Watson protested against this, but was silenced when the
Prosecuting Attorney told him that Public Prosecutor and knew
his business.
"Patrick Horan has testified that he was in danger of his life
and that he was compelled to defend himself," Judge Witberg's
verdict began. "Mr. Watson has testified to the same thing.
Each has sworn that the other struck the first blow; each has
sworn that the other made an unprovoked assault on him. It is
an axiom of the law that the defendant should be given the
benefit of the doubt. A very reasonable doubt exists.
Therefore, in the case of the People Versus Carter Watson the
benefit of the doubt is given to said Carter Watson and he is
herewith ordered discharged from custody.
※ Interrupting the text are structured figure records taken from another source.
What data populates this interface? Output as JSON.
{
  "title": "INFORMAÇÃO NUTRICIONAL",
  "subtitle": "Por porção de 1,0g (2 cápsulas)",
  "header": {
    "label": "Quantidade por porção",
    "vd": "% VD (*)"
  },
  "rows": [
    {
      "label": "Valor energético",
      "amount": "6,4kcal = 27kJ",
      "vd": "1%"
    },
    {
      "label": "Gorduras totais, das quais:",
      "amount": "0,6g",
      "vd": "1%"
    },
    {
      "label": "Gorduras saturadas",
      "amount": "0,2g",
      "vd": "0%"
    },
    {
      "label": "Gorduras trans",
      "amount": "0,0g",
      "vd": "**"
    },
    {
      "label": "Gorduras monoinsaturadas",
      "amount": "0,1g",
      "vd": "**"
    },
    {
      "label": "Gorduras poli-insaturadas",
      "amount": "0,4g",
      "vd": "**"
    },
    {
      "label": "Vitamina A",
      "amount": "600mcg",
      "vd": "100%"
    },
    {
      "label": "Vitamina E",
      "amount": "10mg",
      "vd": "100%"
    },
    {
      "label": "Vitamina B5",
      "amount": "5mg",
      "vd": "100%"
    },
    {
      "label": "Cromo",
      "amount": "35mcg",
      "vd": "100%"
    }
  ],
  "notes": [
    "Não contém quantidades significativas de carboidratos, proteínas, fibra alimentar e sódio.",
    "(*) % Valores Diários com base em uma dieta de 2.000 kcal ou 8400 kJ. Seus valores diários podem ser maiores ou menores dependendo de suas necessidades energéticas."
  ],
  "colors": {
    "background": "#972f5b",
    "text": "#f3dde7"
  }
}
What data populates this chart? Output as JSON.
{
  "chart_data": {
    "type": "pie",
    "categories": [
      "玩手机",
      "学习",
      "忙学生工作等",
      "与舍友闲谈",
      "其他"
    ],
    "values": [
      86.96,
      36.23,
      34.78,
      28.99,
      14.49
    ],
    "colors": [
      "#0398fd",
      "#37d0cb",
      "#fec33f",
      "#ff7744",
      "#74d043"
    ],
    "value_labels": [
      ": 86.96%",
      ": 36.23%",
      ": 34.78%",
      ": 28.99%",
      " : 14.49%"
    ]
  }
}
The same reasoning
applies to the case of the People Versus Patrick Horan. He is
given the benefit of the doubt and discharged from custody. My
recommendation is that both defendants shake hands and make
up."
In the afternoon papers the first headline that caught Watson's
eye was: "CARTER WATSON ACQUITTED." In the second paper it was:
"CARTER WATSON ESCAPES A FINE." But what capped everything was
the one beginning: "CARTER WATSON A GOOD FELLOW." In the text
he read how Judge Witberg had advised both fighters to shake
hands, which they promptly did. Further, he read:
"'Let's have a nip on it,' said Patsy Horan.
"'Sure,' said Carter Watson.
"And, arm in arm, they ambled for the nearest saloon."